The inconsistent results make it difficult to interpret the results. It is possible that the manipulation had a stronger effect on ratings of unhealthy behaviors than on healthy behaviors, but it is also possible that the pattern of means changes in a replication study.
The authors conclusion, however, highlights statistically significant results as if non-significant results are theoretically irrelevant.
“Compared with a control training, consequence-based approach-avoidance training (but not typical approach-avoidance training) reduced self-reported unhealthy eating behaviors and increased healthy eating intentions 24 hr after training” (p. 1907).
This conclusion is problematic because the pattern of significant results was not predicted a priori and strongly influenced by random sampling error. Selecting significant results from a larger set of statistical tests creates selection bias and the results are unlikely to replicate when studies have low power. This does not mean that the conclusions are false. It only means that the results need to be replicated in a study with adequate power (N = 326 x 3 = 978).
Social psychologists have a long tradition of experimental research that aims to change individuals’ behaviors with situational manipulations in laboratories. In 2011, it became apparent that most results in this tradition lack credibility because researchers used small samples with between-subject designs and reported only significant results. As a result, reported effect sizes are vastly inflated and give a wrong impression of the power of situations. In response to this realization some social psychologists have embraced open science practices and report all of their results honestly. Bias tests confirmed that this article reported as many significant results as the power of studies justifies. However, the observed power was lower than the a priori power that researchers assumed they had when they planned their sample sizes. This is particularly problematic for Studies 3 and 4 that aimed to show that results last and influence actual behavior.

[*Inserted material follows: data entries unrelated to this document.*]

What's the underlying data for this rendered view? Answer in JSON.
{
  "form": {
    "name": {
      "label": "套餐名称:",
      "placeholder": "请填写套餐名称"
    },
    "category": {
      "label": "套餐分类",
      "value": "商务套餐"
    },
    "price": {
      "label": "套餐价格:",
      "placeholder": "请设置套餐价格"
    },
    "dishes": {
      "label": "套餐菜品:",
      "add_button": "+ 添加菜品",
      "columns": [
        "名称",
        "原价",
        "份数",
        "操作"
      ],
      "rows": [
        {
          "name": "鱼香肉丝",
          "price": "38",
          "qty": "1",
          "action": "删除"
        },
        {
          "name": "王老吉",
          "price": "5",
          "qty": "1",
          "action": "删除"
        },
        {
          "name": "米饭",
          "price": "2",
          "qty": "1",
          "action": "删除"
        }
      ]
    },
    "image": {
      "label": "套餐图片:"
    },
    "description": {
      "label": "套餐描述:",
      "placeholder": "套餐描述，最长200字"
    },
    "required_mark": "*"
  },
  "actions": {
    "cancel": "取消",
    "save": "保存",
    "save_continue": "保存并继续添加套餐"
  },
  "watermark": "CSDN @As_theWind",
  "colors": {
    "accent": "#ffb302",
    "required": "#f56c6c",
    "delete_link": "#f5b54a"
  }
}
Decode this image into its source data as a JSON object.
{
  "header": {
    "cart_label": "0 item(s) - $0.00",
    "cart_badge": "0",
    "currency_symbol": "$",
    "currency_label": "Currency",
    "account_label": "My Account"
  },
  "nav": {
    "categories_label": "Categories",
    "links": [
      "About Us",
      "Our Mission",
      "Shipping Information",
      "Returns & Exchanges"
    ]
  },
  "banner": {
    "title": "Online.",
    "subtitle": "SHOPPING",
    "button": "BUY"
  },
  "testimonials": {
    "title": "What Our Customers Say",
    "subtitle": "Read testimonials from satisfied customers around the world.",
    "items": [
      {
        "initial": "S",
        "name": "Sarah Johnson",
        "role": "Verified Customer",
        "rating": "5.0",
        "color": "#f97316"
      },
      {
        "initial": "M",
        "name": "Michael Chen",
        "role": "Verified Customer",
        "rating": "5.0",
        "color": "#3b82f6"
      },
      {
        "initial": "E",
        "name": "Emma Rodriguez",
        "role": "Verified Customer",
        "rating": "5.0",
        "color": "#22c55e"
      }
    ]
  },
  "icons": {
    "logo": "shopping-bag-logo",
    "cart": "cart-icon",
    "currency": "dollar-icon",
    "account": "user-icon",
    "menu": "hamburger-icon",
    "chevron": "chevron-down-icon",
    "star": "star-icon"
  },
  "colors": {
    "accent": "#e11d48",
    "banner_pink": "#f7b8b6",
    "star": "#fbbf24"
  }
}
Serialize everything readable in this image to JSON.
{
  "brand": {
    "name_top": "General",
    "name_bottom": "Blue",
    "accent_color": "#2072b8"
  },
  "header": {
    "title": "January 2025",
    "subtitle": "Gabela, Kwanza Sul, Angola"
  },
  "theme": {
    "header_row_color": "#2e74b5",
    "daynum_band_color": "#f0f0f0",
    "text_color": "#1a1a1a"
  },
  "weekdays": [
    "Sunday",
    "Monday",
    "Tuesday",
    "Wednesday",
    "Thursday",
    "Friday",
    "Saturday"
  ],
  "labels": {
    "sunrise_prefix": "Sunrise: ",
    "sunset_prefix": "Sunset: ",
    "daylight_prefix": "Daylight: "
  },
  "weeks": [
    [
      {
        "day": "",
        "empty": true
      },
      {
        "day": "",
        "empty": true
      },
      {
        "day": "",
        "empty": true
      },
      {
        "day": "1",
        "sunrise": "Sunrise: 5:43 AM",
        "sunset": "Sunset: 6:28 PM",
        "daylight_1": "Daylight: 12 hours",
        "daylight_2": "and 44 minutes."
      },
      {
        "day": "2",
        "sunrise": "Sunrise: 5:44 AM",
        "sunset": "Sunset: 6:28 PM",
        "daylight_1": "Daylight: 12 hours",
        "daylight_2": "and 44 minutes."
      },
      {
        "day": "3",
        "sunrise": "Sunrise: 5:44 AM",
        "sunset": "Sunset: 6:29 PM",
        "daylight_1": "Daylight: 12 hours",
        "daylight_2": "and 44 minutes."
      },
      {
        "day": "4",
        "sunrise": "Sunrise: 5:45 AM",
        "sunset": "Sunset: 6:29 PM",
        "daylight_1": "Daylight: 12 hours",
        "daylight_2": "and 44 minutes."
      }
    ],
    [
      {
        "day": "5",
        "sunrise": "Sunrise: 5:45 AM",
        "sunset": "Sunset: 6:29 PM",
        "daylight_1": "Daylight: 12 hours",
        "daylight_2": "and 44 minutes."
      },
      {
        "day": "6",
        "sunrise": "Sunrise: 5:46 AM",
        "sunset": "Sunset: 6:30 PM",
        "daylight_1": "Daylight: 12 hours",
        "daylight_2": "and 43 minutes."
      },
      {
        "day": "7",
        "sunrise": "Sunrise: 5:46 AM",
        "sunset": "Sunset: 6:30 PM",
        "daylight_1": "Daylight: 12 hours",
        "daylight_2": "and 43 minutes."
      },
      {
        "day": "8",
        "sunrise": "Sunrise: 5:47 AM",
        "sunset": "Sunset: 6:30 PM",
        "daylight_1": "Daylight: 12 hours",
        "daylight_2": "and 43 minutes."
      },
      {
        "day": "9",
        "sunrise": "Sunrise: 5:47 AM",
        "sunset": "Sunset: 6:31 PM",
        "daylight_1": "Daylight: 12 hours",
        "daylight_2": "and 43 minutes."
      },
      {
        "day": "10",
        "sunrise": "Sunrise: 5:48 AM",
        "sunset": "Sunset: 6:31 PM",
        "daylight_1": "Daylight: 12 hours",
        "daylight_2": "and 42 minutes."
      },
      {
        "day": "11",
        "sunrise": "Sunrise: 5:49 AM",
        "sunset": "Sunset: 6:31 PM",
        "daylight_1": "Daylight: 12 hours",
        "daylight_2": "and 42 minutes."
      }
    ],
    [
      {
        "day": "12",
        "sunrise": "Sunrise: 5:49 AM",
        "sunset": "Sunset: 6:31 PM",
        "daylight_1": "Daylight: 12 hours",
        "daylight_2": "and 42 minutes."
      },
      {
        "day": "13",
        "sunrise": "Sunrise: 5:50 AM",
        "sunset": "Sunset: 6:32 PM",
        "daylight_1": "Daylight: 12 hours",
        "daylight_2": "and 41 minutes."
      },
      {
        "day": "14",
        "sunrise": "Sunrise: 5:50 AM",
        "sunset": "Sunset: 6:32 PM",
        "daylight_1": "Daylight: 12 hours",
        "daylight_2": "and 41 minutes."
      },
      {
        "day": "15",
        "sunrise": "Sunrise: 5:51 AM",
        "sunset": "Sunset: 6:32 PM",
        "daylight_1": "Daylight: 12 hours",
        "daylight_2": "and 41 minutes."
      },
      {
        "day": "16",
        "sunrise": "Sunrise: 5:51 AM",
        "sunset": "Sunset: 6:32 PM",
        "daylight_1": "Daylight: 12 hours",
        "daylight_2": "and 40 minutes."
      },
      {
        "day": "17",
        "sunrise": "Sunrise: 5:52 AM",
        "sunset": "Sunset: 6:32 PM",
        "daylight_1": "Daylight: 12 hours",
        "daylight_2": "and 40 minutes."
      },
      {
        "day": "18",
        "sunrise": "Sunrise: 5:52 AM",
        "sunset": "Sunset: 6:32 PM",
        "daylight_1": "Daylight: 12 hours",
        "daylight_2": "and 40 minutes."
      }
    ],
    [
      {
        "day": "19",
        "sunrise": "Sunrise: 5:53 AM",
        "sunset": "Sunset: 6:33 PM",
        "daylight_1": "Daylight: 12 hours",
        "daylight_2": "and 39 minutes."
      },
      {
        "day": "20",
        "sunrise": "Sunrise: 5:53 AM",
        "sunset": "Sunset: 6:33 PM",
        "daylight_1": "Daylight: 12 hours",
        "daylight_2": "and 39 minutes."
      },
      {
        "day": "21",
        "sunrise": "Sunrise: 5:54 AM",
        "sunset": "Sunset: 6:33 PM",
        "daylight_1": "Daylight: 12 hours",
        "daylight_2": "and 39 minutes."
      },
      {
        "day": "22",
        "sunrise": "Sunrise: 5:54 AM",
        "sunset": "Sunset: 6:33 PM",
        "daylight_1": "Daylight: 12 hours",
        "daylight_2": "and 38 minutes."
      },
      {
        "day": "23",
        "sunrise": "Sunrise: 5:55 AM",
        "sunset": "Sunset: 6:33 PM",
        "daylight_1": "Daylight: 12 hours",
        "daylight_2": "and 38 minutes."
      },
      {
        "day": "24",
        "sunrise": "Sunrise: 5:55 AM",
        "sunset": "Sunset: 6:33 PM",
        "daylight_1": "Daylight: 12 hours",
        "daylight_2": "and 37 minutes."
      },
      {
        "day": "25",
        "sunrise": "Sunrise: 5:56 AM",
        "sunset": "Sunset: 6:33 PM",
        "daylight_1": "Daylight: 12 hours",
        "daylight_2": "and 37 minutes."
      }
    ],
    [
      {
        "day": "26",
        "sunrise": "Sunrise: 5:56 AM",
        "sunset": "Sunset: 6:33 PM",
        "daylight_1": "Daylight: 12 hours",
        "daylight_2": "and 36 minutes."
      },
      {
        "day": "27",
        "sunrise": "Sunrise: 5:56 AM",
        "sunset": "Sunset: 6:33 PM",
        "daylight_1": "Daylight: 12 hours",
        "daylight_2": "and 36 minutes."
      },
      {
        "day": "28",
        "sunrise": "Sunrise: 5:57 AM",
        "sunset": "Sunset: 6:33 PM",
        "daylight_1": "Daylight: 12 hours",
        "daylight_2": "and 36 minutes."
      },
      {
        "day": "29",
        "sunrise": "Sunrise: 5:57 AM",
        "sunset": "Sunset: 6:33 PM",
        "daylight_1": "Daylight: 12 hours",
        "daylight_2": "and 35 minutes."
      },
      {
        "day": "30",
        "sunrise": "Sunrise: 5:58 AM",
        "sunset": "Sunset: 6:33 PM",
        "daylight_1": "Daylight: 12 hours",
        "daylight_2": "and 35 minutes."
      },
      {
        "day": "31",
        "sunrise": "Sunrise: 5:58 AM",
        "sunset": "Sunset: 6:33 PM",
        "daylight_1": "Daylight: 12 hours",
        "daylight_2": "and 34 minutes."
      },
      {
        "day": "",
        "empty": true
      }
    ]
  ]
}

My recommendation for social psychologists is to take advantage of better designs (within-subject), conduct fewer studies, and to include real behavioral measures in these studies. The problem for social psychologists is that it is now easy to collect data with online samples, but these studies do not include measures of real behavior. The study of real behavior was done with a student sample, but it only had 92 participants per cell, which is a small sample size to detect the small to moderate effects of brief situational manipulations on actual behavior.